In his veto message, Scott refers frequently to “unproven” or “experimental” strategies. And then he acknowledges that there is, in fact, evidence suggesting the programs work. But he’s got a ready excuse: the evidence “is for sites located in large cities, so it’s not applicable to the vast majority of Vermont.”
That’s quite the leap he took there. The processes of addiction are not limited to “large cities,” nor is there any reason to believe that metropolitan substance use disorders are different from small-town and rural disorders. If a safe injection site works in one place, it ought to work elsewhere.
Phil Scott is doubling down on his resistance even as record numbers of Vermonters are dying of overdoses.
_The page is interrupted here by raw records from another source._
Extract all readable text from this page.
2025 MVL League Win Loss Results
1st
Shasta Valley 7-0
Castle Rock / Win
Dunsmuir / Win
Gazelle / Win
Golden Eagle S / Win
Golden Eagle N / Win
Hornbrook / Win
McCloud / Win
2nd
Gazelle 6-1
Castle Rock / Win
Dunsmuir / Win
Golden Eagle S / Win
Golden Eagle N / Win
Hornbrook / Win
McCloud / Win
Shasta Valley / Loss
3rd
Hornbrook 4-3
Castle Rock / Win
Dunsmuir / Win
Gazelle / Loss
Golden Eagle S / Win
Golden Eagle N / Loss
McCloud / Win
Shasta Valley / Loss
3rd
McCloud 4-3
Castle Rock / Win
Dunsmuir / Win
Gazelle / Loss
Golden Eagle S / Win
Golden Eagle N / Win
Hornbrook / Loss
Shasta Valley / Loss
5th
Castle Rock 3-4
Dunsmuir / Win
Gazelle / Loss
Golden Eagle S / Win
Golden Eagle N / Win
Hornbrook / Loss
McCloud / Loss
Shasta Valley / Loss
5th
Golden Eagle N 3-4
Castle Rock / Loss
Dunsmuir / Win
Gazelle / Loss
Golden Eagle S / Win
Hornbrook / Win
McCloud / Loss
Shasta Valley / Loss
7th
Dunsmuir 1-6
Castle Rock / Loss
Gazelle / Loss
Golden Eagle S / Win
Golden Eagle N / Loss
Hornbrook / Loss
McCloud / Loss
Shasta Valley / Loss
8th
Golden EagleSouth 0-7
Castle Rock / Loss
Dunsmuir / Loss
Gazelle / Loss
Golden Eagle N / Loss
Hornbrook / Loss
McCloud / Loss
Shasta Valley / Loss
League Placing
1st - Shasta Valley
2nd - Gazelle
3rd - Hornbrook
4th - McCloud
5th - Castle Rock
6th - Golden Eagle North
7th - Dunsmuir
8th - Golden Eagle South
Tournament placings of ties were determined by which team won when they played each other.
He doesn’t even want a study until we’ve had time to sort out the effectiveness of “the experimental decriminalization of buprenorphine” that he signed into law last year.
Maybe, just maybe, in the face of a substance use crisis — which we are clearly experiencing — it’s time to stop the slow-play and DO SOMETHING. I mean, Scott is always eager to implement unproven economic-development policies like new worker grant programs, tax breaks and subsidies for businesses, and tax increment financing districts.
Or maybe Scott should do it for the sake of his much-beloved rural Vermont. The Addiction Center:
While most people tend to think of large cities and urban areas as being a mecca for drug use and alcohol abuse, the number of people addicted to illicit and mind-altering substances is on the rise and, in some cases, even more prevalent in rural areas.
In fact, the problem is likely worse in rural areas. The Addiction Center observes that “in urban areas, treatment centers are significantly more accessible.” Rural areas tend to go begging, its residents suffering and dying in the shadows. If Scott cared about rural Vermont more than he cares about his outdated moralistic approach to drug issues, he’d be leading the charge instead of making himself an obstacle.
Scott’s almost certain Democratic opponent, Brenda Siegel, is a warrior on substance use issues. She will hold his feet to the fire. Too bad if that makes him a little uncomfortable.